British Impersonator – Hoxton Moto XS650 Scrambler
Every self-respecting motorcycle aficionado knows of the Yamaha XS650. Built by the Japanese to take on British motorcycle manufacturers it featured the most advanced engine design of its time. The bike’s 650cc parallel-twin was also built tough and often praised for its bulletproof reliability. Yamaha kept the XS650 in production for 17 glorious years from ’68 through to ’85 and they sold them in droves worldwide. For a long time, the XS650 was also the poster child of the custom scene, before earlier model bikes like the SR500 stole the spotlight.
Hoxton Moto is a film production company that focuses on two-wheeled content. Building custom bikes is both part of the job and a passion shared by all members of the team.

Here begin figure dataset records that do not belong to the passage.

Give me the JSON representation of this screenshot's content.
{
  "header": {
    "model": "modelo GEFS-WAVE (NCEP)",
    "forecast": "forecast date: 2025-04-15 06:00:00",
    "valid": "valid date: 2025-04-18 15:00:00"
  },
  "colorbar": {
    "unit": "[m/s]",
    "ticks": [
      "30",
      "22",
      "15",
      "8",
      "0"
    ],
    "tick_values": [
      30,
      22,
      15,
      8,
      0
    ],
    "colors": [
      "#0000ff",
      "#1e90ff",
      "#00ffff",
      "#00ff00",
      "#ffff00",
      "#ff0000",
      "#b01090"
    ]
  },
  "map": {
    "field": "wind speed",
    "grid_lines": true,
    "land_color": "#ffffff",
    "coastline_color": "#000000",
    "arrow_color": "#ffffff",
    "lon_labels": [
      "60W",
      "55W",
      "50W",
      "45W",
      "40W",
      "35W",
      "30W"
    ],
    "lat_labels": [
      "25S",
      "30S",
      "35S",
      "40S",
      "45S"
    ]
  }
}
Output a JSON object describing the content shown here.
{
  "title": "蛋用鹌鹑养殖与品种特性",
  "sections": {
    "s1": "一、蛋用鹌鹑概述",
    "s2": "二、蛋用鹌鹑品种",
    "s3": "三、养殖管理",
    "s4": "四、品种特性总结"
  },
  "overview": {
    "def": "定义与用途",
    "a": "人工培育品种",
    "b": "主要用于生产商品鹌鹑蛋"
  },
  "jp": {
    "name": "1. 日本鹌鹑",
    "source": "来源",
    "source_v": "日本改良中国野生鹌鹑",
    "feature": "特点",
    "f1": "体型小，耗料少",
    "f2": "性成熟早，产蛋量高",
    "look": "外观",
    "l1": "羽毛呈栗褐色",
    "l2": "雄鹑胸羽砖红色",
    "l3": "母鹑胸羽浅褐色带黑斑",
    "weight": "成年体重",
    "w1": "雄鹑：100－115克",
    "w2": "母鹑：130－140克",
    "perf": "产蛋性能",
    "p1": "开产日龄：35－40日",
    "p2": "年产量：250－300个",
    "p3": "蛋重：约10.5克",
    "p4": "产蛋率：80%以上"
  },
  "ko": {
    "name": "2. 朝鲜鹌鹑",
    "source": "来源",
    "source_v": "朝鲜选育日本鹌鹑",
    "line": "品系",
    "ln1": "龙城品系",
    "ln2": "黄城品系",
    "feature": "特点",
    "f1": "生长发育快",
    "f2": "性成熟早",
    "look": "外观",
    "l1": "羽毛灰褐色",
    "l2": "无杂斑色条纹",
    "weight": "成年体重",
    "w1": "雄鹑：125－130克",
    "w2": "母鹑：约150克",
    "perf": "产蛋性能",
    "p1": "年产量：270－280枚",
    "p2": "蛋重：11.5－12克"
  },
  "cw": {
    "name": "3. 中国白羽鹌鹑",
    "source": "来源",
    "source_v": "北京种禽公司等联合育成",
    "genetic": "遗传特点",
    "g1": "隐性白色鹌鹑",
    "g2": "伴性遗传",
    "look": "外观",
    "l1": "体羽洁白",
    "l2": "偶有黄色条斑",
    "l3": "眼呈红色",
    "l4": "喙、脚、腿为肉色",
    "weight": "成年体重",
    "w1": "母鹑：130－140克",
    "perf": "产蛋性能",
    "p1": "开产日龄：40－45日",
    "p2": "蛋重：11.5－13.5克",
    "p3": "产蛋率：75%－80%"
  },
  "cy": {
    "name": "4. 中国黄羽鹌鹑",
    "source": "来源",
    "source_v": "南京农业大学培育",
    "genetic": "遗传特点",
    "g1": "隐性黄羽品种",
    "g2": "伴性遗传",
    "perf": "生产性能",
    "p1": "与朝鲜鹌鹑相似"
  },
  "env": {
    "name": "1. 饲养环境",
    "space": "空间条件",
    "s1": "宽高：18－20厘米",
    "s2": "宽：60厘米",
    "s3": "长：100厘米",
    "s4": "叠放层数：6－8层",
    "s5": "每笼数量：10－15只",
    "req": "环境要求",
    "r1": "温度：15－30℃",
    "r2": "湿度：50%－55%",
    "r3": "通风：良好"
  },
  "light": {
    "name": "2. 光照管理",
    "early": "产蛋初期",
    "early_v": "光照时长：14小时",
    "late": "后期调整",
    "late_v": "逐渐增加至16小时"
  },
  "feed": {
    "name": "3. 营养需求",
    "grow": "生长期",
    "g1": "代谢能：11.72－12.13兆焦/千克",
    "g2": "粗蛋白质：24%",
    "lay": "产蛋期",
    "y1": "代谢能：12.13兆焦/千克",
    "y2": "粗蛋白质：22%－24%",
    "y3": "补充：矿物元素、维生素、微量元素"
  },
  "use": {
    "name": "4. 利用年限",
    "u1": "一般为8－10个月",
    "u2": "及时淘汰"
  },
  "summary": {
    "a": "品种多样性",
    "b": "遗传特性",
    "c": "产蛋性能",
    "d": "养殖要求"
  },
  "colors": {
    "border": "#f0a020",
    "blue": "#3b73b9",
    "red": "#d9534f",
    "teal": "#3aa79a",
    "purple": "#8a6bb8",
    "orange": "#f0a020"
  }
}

For their latest custom build, Shaun Fenton and the Hoxton team happened to choose a 1981 Yamaha XS650 donor. “We always had a desire to build a custom bike from the classic Yamaha XS650,” says Shaun. “The appeal was its old school looks and its famed robust parallel-twin engine.” As for which direction they would take the build, they decided to channel Yamaha’s original idea which was to create a machine inspired by classic British bikes.
“We found a 1981 donor bike, which had already been ravished. Its previous incarnation was a Ratty Brat bike, so this wasn’t going to be its first rodeo. Firstly, we needed to lose the sinister, gnarly matt black, ‘scare the children’ look and create a handsome, glossy, ‘mother would approve’ ride. During the initial strip down we removed the mandatory tombstone seat, Howitzer exhaust and broomstick handlebars and began to imagine the design specifics.”
To streamline the bike’s exhaust Hoxton acquired a set of Royal Enfield Bullet silencers. To mount these to the bike Kevin at Zero Exhausts fabricated a set of bespoke headers and downpipes. Finding a balance between achieving your desired outcome and not breaking the bank is an important part of any build and one Hoxton took very seriously. So to keep costs down they went with the XS650’s original rims and its rear drum and twin disc front brakes.
“We sourced a chrome rear mudguard at an auto-jumble – which we adapted to fit,” Shaun recalls “Then, we fabricated the brackets for a pork-pie rear light and number plate mount.” The bike’s handlebars were literally taken from a bike that influenced the direction of this build, a US Spec Triumph, which were given a tidy up before installing them on the Yamaha. The cast alloy Yamaha switchgear was buffed to a mirror shine, aftermarket “old school” grips fitted and all the wiring run internally through the bars for an impeccably clean finish.
The original plus-sized XS650 headlight and instrument cluster are gone, replaced by a small chrome bodied headlight sitting in custom made stainless brackets and a smaller aftermarket speedometer. “With a fair amount of shaping with modelling foam, we fashioned a snug pillion seat and made the seat pan. We then dispatched the seat to the talented Glenn Moger to be upholstered in black with white piping,” says Shaun. “The airbox had already been removed and was running pod type filters. For a bit of fabrication bling, we made a pair of stainless steel slash air intakes and mounted them through the side panels with rivetted hand-whittled metal trims.”
To finish things up Hoxton treated their XS650 to a complete rewire, ditching any redundant excess and relocating everything out of sight. As for the paint they settled on an iconic scheme from Yamaha’s past, red and white striped livery, which also has similarities to a scheme seen on Bonnevilles of the ’60s.
“During the road test we noticed the motor was burning oil,” says Shaun, which was a huge setback, but not enough to deter them from reaching their goal. “We had no choice but to dismantle the entire bike. We reluctantly removed the engine, stripped the top-end and reconditioned it with new rings, valve seals and gaskets.” Thankfully with the motor reinstalled the XS was once again a healthy and a “non-smoker.”
“Apart from a few inspired deviations, it is very close to our original design,” says Shaun. “The ride feels nostalgic, hearty and laid-back – yet, at times, encourages a respectful spanking.”
While Hoxton’s XS650 may not be as blatantly customised as other bikes that grace these pages, this build is right up our ally. By applying just the right amount of custom tweaks Hoxton has created a one of a kind ride that many would incorrectly assume as a beautifully restored original. We hope Shaun and his team will take such misconceptions as flattering compliments.